Although Sorrell, who has been at Woodlan four years, generally ran sensitive stories by Woodlan Principal Ed Yoder first, she did not show him Chase’s piece because she didn’t think it would be controversial.

After the paper came out, Yoder told the newspaper staff and Sorrell that in the future he would need to sign off on every issue.

Yoder also gave Sorrell a written warning for insubordination and not carrying out her responsibilities as a teacher for exposing Woodlan students to inappropriate material. He told her if she did not comply with his orders she could be fired.
During my time on the board, I read a number of issues of the Woodlan paper, as well as the ones produced in other EACS schools. Generally, I did not find this a happy experience ... not because of the sentiments and opinions expressed, which were more or less what one might expect from people of tender years and limited life experience, but because so many of the students were heavily, heavily challenged by the elements of correct English spelling and grammar. (I also found, over the years of my term, that their teachers and administrators were also surprisingly challenged in those areas: a condition to which I gradually became numb.)

I reproduced the first amendment to the U.S. constitution at the top of this post to dispose of the notion that a student's "first amendment rights" are somehow trampled if she is limited in what she can write in the school newspaper. The text of the amendment forbids the U.S. Congress from making laws abridging the freedom of the press, among other things; and since the Congress has not done so in this case, it's clear to me that the first amendment stands inviolate here.

When government organizes a public school system, everyone gets to pay for it; "everyone" in the district, but also "everyone" in the state, since a large fraction of the school system's budget actually comes from the state. (I should say "through the hands of the state;" the state, after all, has no money to distribute except for what it extorts from its subjects, meaning you and me.) Anyway, if a school in the district publishes a student newspaper, every taxpayer is privileged to pay for the paper and ink and processing, whether they routinely enjoy the privilege of reading the thing or not. These taxpayers are the publishers. Through their elected representatives, they (in principle) employ a number of administrators, bureaucrats, and teachers who (in principle) carry out their will and look after their interests as publishers. And that's where the "bad idea" thing comes in. What are these interests? Do thousands of people really share substantially common interests, opinions, and principles, simply because they all live in the eastern half of Allen County? Not likely. But they all get to share a great big school system anyway, operated according to the results of endless political fighting, with the political winners getting some (distant) approximation to what they wanted, and the political losers getting ... well, screwed, more or less. While the government's at it, why don't they just build great big group homes, and assign us to "families," a couple hundred at a time, and let us all learn to live together, deciding what's for breakfast and who washes the dishes, all according to the same sort of political methods? It's democracy, right? What's the problem?

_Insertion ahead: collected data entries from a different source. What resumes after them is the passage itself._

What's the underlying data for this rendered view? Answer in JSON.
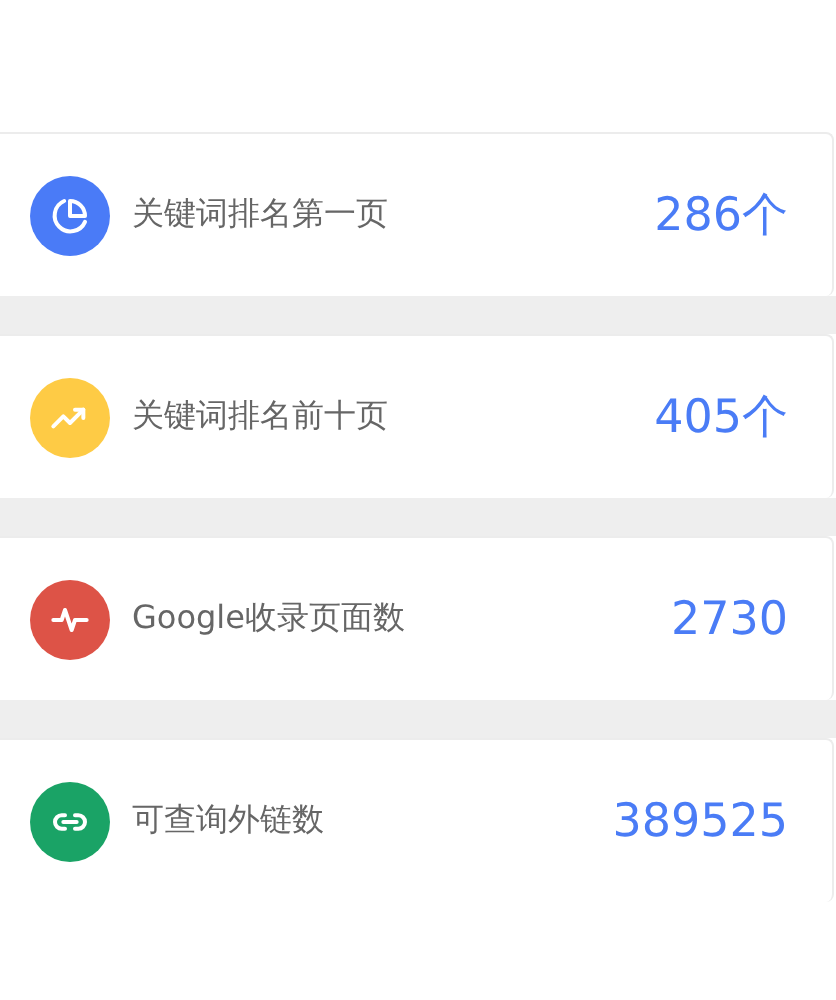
{
  "stats": [
    {
      "kind": "pie",
      "color": "#4a7bf7",
      "label": "关键词排名第一页",
      "value": "286个"
    },
    {
      "kind": "trend",
      "color": "#fecb45",
      "label": "关键词排名前十页",
      "value": "405个"
    },
    {
      "kind": "pulse",
      "color": "#dd5347",
      "label": "Google收录页面数",
      "value": "2730"
    },
    {
      "kind": "link",
      "color": "#1aa366",
      "label": "可查询外链数",
      "value": "389525"
    }
  ]
}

I'm not discussing here whether Ms. Sorrell is being treated fairly or not, simply because I'm sure I don't have all the relevant data. I know that she is represented by a ferocious labor union, and that if she is treated improperly, according to her duly collectively-bargained contract, legal relief is available to her. Based on my experience in having dealt with one or two such matters during my watch, I'm fairly sure there's a lot of story here that's not been told in public, and probably will never be told, due to the well-founded "fear of the lawyers." Nor do I have any particular opinion about whether the student editorial that was originally at issue was really objectionable, or not. I'm sure that some of my fellow EACS taxpayers found it vile, and others found it praiseworthy; it is ever thus. I just think it's a shame that so diverse a group of citizens should be forced to publish, as a mutually-antagonistic collective, material that nearly always enrages someone.

It's so unnecessary.

2 comments:

Craig said...

Hey, at least you have something to say about it. This story has been pretty non-existent in the "thriving" Ft. Wayne blogosphere.

Bob G. said...

Can't include me in those talleys, gentlemen..I posted back on 23 February about it.

;)

B.G.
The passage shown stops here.